My brother Derrick announces that there is a cockroach in the loo. He trapped it by shutting the door.
I realise that I'm going to be the first one in the loo tomorrow. I am highly unhappy.
Emergency powwow to ascertain course of action. Derrick, being The Man, has got out the Baygon and short mop and is tricked out in long sleeve hoodie and pants. Am made to promise not to take photos on pain of death. Derrick makes first attempt.
Derrick has barricaded us both into my room. Helmet bag sacrificed to cover crack under door. Cockroach 1, Humans, 0.
Plan B. We both go out.
Back in room. Have determined that roach flies.
Cockroach has assumed position near toothbrushes. Spraying is now impossible. It seems the enemy is one crafty bugger. Bugger. Heh.
Managed to bang shower door loudly enough with short mop to make roach move to Prime Spraying Position. Had small altercation over who was to wield Baygon. Argument "It's going to FLY at my HEAD," was made, as was rejoinder "Don't you DARE use me as a shield when that happens."
Ranks falling apart. Amidst anger and chaos, a leader emerged: mother stuck head out of her room and shouted at us to shut up.
Calvary arrived! Maid was called.
At first sign of roach scuttling out of corner, Derrick and I scampered back into room and locked door. Helmet bag was called to action once again.
Uncomfortable silence. War rages on outside. Yelps, whaps, bangs on door, and Baygon sprays are heard.
Derrick: "I must say, wearing that sweater and holding that broom really made me feel like a man."
Discussion on toothpaste and toothbrushes which Derrick rescued. Nutritional value of toothpaste decided to be negligible. Rations low.
Prolonged lack of sound emanating from outside. Possibility of War Ended And Everybody Knew But Us-type situation growing.
Derrick: "Mooom? Moooooom? There's nowhere to sleep and she snores."

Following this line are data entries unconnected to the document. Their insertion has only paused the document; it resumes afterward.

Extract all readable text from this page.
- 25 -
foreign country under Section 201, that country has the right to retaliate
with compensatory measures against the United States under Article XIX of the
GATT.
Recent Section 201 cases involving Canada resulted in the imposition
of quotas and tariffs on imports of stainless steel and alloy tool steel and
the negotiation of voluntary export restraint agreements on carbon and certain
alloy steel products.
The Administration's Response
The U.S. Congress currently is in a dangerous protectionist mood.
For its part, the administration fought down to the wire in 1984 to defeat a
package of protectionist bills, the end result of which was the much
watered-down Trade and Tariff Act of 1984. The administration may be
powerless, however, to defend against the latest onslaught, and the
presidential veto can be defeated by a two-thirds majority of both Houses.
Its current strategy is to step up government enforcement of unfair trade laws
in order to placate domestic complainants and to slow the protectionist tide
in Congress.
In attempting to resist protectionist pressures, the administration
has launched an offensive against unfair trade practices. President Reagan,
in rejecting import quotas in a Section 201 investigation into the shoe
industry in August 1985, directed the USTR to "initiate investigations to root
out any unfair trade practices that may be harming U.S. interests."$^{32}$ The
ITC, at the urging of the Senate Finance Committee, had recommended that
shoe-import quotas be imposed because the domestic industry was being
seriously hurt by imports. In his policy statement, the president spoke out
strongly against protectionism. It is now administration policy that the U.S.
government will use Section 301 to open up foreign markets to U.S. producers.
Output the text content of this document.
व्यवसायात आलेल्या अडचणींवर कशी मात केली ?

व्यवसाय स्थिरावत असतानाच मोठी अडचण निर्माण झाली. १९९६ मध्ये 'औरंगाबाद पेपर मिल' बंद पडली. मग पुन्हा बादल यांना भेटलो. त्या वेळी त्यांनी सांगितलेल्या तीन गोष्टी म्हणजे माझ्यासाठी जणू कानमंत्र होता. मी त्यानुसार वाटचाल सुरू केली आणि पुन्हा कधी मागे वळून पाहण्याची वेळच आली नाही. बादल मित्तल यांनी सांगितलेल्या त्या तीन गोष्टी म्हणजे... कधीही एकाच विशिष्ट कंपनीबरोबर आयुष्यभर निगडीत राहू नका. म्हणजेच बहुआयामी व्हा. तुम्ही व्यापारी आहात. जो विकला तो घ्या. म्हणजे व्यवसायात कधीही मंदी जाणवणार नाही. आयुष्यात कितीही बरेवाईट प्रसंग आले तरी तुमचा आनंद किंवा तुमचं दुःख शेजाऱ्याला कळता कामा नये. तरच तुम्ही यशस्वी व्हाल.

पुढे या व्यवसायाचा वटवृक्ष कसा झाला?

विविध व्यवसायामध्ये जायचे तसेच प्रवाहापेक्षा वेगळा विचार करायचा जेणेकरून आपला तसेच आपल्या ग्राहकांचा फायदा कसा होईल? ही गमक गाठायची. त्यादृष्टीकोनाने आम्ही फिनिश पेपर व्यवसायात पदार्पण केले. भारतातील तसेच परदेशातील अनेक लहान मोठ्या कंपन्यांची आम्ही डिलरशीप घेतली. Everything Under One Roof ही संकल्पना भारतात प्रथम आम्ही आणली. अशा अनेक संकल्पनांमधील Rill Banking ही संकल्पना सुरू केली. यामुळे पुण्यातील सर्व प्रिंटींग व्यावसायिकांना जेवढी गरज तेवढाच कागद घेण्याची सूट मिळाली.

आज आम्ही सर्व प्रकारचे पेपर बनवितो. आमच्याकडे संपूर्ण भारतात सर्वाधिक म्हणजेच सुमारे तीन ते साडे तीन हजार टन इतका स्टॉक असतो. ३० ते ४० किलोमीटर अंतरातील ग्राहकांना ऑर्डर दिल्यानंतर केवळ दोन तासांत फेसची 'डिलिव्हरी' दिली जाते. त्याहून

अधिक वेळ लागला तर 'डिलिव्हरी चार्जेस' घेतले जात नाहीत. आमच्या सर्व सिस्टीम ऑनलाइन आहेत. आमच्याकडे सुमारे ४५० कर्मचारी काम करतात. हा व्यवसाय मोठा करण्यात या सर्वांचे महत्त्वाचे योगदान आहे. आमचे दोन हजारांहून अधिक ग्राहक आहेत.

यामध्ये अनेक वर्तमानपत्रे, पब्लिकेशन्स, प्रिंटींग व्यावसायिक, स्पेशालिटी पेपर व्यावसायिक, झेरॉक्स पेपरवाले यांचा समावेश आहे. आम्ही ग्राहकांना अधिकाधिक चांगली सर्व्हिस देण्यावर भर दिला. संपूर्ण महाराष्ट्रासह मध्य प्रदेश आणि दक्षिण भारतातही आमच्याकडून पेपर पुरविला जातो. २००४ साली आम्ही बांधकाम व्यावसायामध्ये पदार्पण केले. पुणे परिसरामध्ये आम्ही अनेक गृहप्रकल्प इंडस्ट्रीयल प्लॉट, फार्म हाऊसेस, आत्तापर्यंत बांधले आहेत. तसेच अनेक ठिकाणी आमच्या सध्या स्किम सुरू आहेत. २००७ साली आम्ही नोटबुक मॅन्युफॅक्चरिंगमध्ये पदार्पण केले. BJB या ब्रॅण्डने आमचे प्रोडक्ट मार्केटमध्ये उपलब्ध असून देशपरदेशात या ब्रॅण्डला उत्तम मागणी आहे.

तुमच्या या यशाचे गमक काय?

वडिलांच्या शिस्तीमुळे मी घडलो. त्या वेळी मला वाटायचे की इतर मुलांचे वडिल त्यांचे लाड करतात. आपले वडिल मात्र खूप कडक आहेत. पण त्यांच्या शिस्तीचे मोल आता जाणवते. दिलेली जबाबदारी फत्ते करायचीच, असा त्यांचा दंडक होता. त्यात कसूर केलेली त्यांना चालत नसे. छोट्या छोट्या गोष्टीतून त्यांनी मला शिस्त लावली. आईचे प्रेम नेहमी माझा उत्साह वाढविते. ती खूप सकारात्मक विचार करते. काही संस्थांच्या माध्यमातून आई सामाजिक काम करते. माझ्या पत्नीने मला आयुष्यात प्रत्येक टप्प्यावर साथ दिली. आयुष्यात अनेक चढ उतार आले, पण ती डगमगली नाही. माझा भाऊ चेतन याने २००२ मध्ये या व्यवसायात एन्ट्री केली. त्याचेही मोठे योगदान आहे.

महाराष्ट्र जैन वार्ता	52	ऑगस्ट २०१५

Derrick: "I still really need to pee."
Derrick and I have come up with a Plan. It's all well and good to call the maid now, but what about when he's 30 and has a wife and kids to be all manly in front of? What if I'm alone on exchange and have my own private When Roaches Attack moment?
The Plan is pretty simple, really. It plays to what we're good at (not speaking Mandarin well) while achieving the primary goals (no contact at all with roach).
It goes like this: we're to stand by the main door and yell, "HUO AH! HUO AH!" When the neighbours come running in, we'll be like, "Fire? What fire? I meant roa - oh, 'huo' isn't 'cockroach' in Chinese? Well, since you're already here..."
Alternatively, if we shout... whatever the Chinese word for 'burglar' is, then, as Derrick has observed, they may even bring their own frying pans and such with them. One less roach juice-stained item to clean. It's brilliant.
It's 2 a.m. now, and I'm still suffering from the aftershock. Just the sight of an ant is enough to send me into near-fatal flashbacks. These are the things they don't tell you about war. It's an ugly business, y'all.